David Weinberger recently posted a transcript of a talk given by Joshua Schachter at the Berkman Center, which revealed some interesting figures: currently del.icio.us has 10,000,000 posts with 5,000,000 unique links and 500,000 tags… There is a lot of collaboratively prefiltered and tagprocessed knowledge in there, but how can you access it?

Well, I don’t know, but there are many tools available which provide some sort of filter on the overwhelming incoming linkstream, here are a few I like:

fac.etio.us

fac.etio.us provides faceted layers on about 200,000 links from del.icio.us. Available facetes are: organization (Amazon, Apple, BBC, …), activity (art, business, design, …), place (Australia, Canada, China, …), technology (blog, css, internet, …), attribute (color, cool, daily, …), genre (article, community, diy, …), tag (art, blog, css, …), contributor, site (del.icio.us, en.wikipedia.com, msdn.microsoft.com, …), and date.
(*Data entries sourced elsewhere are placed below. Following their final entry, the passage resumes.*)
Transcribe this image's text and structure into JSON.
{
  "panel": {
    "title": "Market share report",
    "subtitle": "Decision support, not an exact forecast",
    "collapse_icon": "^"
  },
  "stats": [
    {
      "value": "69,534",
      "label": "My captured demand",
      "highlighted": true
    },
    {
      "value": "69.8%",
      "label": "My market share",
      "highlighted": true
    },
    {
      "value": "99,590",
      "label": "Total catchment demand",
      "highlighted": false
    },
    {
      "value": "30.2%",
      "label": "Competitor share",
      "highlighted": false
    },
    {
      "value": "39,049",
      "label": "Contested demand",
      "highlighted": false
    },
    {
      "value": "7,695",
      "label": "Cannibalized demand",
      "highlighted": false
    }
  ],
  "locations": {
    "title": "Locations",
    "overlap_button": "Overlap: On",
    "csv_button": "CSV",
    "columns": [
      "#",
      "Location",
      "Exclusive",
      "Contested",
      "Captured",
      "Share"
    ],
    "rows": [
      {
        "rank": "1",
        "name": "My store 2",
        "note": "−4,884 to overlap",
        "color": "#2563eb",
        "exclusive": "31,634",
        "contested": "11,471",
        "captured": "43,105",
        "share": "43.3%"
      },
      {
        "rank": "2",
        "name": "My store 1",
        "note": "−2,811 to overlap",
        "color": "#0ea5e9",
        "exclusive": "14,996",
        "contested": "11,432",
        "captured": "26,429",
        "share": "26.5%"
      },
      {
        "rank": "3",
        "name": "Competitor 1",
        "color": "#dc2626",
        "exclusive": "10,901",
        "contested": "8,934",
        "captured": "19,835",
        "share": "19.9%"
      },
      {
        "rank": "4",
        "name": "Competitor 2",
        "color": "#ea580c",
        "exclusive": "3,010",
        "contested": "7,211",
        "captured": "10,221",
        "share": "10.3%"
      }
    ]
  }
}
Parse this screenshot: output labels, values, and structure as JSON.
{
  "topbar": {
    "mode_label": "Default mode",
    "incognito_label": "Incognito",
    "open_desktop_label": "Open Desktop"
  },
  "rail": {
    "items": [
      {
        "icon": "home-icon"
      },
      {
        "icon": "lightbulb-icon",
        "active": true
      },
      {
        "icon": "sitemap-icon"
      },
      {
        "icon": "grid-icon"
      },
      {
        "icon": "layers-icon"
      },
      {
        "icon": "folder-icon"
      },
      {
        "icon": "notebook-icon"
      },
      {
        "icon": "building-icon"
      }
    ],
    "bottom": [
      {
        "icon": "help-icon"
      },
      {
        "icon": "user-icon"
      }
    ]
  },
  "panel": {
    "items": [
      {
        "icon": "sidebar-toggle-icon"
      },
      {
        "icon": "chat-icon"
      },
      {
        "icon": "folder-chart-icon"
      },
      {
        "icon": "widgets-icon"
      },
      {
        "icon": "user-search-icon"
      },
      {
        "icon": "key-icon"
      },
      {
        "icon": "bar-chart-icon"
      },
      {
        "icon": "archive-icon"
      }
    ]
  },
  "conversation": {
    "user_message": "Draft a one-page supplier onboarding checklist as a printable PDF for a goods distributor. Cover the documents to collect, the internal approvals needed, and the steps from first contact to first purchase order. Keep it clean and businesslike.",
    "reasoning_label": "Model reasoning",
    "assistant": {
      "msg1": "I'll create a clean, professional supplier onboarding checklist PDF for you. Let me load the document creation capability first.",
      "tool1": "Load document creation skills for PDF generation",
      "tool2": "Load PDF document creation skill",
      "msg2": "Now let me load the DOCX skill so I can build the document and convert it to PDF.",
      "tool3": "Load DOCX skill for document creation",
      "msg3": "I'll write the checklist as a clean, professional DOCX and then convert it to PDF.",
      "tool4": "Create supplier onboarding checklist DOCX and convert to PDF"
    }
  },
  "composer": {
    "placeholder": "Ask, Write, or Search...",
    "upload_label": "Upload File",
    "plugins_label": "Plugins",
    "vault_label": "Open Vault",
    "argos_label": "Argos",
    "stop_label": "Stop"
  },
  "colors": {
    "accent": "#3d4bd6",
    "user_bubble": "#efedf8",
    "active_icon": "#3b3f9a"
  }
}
You can combine them any way you want, I love the organization facete. You can search for funny links at Microsoft, or productivity links at the BBC, and so on. (The project seems to be sleeping, though.)

popul.icio.us

popul.icio.us provides a nice overview of the most popular links which have been added for the first time within the last 24 hours / 48 hours / 7 days / 30 days and it also shows the all time favorites. This is a very low effort way of keeping up to date with trends that might emerge.

CollaborativeRank

CollaborativeRank takes an interesting approach: it computes the relevance of search results based on the expertise of del.icio.us users for each tag. It also filters out duplicates, and seems to put more weight on recently added/tagged links.

The most useful users for each tag are displayed at the top of each page, their collection usually also is a good starting point for finding interesting stuff. (It also has a list of the 500 Top Del.icio.us Users.)